Insurance plans also vary in terms of cost-sharing for various insurance services and limits on the number of services covered per year and many impose an annual dollar cap on the amount the plan will pay toward covered services.

Enrollees in SNPs have more access to certain insurance benefits compared to enrollees in individual insurance plans, such as over the counter drug insurance benefits (97% vs 79%); transportation (88% vs 37%); a meal benefit (73% vs 55%) and in-home support services (14% vs 7%). However, there is no publicly available data on how frequently supplemental insurance benefits are utilized by enrollees or the amounts they pay out-of-pocket for these services.

As of 2020, Medicare Advantage insurance plans have been allowed to include telehealth insurance benefits as part of the basic benefit package – beyond what was allowed under traditional Medicare insurance prior to the public health emergency. These insurance benefits are considered “telehealth” in the figure above, even though their cost may not be covered by either rebates or supplemental premiums.

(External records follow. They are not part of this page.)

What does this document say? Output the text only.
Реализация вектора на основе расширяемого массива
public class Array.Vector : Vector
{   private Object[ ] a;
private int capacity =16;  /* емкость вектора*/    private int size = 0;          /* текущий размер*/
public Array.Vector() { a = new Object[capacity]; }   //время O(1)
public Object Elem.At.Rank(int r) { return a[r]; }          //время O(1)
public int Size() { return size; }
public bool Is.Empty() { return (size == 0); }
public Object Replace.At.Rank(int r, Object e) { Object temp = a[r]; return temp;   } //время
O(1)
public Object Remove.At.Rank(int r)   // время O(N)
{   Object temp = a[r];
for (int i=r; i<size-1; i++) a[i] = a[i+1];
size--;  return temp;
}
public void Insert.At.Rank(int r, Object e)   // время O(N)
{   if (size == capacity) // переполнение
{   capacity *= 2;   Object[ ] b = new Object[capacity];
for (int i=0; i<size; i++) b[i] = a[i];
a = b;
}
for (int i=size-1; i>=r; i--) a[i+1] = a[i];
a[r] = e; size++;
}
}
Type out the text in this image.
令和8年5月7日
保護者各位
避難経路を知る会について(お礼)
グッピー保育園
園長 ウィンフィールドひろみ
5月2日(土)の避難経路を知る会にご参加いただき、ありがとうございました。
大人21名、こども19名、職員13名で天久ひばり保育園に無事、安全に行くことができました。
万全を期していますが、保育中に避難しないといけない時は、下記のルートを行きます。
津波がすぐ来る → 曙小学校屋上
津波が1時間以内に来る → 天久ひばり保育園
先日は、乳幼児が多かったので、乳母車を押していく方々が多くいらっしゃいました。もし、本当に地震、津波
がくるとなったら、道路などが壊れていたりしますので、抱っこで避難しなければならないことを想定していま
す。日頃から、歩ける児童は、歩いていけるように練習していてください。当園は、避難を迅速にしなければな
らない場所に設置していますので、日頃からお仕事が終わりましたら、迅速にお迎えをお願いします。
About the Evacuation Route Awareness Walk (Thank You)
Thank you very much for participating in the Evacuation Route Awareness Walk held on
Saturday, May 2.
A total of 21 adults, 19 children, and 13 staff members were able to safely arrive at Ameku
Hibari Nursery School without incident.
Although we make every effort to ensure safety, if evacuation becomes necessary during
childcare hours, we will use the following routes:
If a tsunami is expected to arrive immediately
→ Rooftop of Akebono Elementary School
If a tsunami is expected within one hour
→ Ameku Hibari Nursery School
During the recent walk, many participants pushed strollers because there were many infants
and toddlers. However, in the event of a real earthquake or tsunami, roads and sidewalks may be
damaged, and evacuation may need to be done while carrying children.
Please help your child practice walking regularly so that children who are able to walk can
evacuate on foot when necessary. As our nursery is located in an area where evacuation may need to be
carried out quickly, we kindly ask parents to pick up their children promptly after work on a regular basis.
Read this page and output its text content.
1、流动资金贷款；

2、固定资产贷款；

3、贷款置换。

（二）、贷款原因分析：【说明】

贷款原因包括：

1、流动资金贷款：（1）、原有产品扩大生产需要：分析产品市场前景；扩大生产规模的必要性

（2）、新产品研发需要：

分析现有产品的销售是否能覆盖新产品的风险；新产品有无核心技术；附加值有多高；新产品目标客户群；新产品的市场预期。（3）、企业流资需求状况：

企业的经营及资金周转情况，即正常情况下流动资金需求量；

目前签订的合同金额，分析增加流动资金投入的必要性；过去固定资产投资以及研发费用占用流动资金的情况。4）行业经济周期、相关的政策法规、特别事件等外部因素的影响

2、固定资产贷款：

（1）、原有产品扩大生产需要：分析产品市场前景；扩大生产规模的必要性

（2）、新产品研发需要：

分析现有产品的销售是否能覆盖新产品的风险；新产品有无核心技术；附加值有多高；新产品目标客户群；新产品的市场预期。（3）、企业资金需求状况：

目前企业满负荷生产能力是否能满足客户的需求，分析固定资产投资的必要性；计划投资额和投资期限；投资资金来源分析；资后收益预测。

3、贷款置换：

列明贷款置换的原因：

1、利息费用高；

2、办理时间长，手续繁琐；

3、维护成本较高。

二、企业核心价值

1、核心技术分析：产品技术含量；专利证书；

fAdditionally, Medicare Advantage insurance plans may also offer supplemental telehealth benefits via remote access technologies and/or telemonitoring services, which can be used for those services that do not meet the insurance requirements for coverage under traditional Medicare or the requirements for additional telehealth insurance benefits (such as the requirement of being covered by Medicare insurance Part B when provided in-person).

The majority of enrollees in both individual insurance plans and SNPs have access to remote access technologies (70% and 79%, respectively), but just 5% of enrollees in individual insurance plans and 6% of enrollees in SNPs have access to telemonitoring services.